Eis que nasce um fenômeno para preencher o vácuo do Gero, ao qual chamo de os filhotes de Fasano.
Ora, as cantinas e restaurantes que ficaram, não ostentavam o mesmo glamour - talvez a Trattoria da Rosário ainda dividia a atenção deste público aguerrido por um italiano de "alta gastronomia". Os demais não chegavam nem perto. Villa Tevere (antigamente Trastevere) conheceu dias melhores, Ninny parece ter desistido de cozinhar legal há um tempo e da Cantina da Massa me sobra apenas a tal memória afetiva, porque o último tortelli de abóbora em molho tomatoso estava abaixo da média.
Há muitos outros restaurantes que trazem esse repertório de modo mais informal, como Italianíssimo, Nonna Augusta, Casa Baco, etc. Esta última com abordagem mais moderna, porém com dificuldades em emplacar esse cardápio tão melhor que a maioria de muitos italianos ditos "raiz", porque o povo injustamente só a conhece pela pizzaria napoletana. E, ainda assim, todas essas são casas mais joviais, longe do perfil das gravatas e louboutins que circulavam pelo Gero.

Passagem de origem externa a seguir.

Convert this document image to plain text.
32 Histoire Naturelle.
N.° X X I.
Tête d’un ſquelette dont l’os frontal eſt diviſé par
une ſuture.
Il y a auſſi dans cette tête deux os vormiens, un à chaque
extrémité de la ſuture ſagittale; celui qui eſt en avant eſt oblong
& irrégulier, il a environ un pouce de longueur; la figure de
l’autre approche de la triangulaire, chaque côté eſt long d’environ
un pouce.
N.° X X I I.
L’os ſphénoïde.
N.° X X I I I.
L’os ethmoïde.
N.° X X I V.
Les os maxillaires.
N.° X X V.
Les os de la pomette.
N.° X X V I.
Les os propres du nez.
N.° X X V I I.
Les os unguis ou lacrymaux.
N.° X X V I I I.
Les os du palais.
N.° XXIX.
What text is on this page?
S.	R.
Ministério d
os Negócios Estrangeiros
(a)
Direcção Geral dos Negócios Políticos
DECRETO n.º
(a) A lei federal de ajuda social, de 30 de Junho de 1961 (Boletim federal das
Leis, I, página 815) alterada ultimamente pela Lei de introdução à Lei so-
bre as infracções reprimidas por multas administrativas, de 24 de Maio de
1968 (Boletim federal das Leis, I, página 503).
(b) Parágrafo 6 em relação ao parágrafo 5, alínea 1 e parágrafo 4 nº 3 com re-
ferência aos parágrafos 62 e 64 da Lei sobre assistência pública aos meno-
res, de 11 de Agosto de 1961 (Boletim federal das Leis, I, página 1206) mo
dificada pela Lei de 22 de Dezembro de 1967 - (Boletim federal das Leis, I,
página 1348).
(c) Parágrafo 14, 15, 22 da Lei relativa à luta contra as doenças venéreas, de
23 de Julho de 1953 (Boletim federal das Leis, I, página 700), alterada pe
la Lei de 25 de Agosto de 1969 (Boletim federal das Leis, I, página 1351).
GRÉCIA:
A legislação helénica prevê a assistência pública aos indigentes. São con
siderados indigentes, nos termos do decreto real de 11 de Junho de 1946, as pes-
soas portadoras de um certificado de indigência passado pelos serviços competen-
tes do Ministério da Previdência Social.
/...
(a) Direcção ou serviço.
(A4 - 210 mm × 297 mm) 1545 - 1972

Conto de cabeça aqui uns dez restaurantes italianos que abriram recentemente na esteira da orfandade gerada pela saída do Grupo Fasano da capital federal - foi ali comprar cigarros e nunca mais voltou. No mesmíssimo posto de Gero entrou o Piselli, também vindo de São Paulo e com comida e serviço que não estão à altura do antecessor, embora o bata em preços.
Ex-chef do Gero, o meticuloso Ronny Petterson levou a experiência e alguns métodos e receitas consigo para o A'Mano (que já existia há um par de anos antes na Asa Sul), para onde foi também a talentosa sommelière Ana Clara Carvalho. Os novos sócios da operação inclusive contabilizavam passagens pelo Grupo Fasano. Tentaram, em vão, se distanciar à época da imagem de "outro Gero", como relatou um deles às Favas Contadas, de Liana Sabo.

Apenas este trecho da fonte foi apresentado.